TIME-RESOLVED FLUORESCENCE STUDIES OF THE INTERMOLECULAR EXCIMER FORMATION OF PYRENE IN SOLUTION UNDER HIGH-PRESSURE

All the rate constants associated with the pyrene excimer formation in six solvents were determined as a function of pressure up to 300 MPa. The radiative rate constants for the monomer increased slightly with increasing pressure, but those for the other radiative and nonradiative processes associated with the monomer and the excimer were almost independent of pressure. The activation volumes fell in the range from -3 to 0 cm3/mol. The rate constant for the excimer formation, k3, decreased monotonically with increasing pressure, as a result of the increase in the solvent viscosity. The activation volumes for k3 were correlated linearly with that for the solvent viscosity, passing through the origin.

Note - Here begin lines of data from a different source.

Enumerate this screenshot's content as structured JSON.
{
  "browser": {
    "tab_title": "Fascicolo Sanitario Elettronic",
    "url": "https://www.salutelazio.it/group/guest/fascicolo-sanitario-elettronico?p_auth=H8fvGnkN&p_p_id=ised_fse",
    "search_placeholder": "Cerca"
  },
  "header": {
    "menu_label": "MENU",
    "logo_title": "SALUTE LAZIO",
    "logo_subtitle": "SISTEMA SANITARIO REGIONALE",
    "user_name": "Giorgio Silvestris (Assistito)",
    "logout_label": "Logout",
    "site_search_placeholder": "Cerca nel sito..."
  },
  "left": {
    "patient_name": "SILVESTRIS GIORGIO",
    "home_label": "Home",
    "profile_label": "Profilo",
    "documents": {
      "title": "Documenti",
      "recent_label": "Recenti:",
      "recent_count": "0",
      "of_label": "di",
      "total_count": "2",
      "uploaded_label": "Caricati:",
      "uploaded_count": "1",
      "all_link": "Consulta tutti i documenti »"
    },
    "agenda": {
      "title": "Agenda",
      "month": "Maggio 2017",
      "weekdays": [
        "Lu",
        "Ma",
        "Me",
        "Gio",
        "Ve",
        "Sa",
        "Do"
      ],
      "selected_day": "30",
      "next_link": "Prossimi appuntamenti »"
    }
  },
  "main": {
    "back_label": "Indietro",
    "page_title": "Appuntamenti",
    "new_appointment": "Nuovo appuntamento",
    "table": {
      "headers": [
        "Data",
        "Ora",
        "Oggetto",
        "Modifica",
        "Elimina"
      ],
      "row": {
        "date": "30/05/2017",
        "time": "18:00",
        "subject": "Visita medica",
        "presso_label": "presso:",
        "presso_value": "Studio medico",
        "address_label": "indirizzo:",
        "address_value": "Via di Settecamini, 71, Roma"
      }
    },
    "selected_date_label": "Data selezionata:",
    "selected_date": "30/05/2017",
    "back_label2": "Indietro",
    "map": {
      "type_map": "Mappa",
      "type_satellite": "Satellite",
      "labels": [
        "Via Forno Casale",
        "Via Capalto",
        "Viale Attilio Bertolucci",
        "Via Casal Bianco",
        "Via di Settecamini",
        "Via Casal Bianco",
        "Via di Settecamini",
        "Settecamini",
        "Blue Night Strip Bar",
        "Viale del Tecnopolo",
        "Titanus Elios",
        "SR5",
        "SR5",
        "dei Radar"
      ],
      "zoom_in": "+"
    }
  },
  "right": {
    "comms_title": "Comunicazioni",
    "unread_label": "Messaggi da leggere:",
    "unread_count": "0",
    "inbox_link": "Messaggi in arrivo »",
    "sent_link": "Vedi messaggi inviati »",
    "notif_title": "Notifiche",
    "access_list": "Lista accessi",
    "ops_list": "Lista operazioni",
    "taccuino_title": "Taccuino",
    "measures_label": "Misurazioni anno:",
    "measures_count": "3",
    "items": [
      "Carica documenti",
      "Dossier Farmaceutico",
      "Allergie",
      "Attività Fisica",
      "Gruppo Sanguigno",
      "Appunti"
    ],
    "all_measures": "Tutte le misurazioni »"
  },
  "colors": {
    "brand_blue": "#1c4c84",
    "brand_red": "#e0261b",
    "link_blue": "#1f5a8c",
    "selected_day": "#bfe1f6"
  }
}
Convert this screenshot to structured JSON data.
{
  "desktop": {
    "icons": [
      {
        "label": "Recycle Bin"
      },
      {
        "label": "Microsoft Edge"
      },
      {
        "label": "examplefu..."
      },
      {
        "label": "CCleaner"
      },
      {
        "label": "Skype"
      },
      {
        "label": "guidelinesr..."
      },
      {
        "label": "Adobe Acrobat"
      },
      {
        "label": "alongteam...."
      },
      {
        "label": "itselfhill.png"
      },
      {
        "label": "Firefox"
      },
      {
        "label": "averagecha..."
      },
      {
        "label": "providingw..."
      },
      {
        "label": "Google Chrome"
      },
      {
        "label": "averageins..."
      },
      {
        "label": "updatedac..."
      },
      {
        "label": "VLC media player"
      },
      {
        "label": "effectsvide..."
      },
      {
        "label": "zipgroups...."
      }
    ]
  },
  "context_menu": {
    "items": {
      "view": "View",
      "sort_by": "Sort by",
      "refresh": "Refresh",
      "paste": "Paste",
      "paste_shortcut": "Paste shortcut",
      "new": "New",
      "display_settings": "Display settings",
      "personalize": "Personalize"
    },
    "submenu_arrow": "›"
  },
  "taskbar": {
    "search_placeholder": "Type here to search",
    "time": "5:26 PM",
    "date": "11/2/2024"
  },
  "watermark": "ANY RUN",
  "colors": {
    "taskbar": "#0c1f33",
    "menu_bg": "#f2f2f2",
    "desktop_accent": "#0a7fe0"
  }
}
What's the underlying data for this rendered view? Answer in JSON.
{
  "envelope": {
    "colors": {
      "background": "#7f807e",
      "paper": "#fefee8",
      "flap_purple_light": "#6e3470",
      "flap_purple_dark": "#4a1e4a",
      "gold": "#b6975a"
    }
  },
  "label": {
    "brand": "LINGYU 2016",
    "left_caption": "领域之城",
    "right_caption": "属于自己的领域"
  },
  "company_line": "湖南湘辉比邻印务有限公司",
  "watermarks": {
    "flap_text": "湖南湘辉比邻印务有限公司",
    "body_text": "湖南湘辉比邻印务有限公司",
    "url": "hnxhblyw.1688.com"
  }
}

And also, a linear plot of ln k3 against ln eta, where eta-is the solvent viscosity induced by pressure, was observed in solvents examined. From these results, it was concluded that the excimer formation process is fully diffusion controlled. On the other hand, the rate constant for the dissociation of the excimer, k4, showed minimum values in nonaromatic hydrocarbons with increasing pressure. Furthermore, temperature dependence of k4 in methylcyclohexane revealed that the activation energy changed gradually from ca. 33 kJ/mol at 0.1 MPa to -37 kJ/mol at 300 MPa. These results on the step of k4 in nonaromatic hydrocarbons were interpreted by assuming the processes associated with the solvent viscosity as well as the bond-breaking processes when the excimer dissociates into two species in the solvent cage.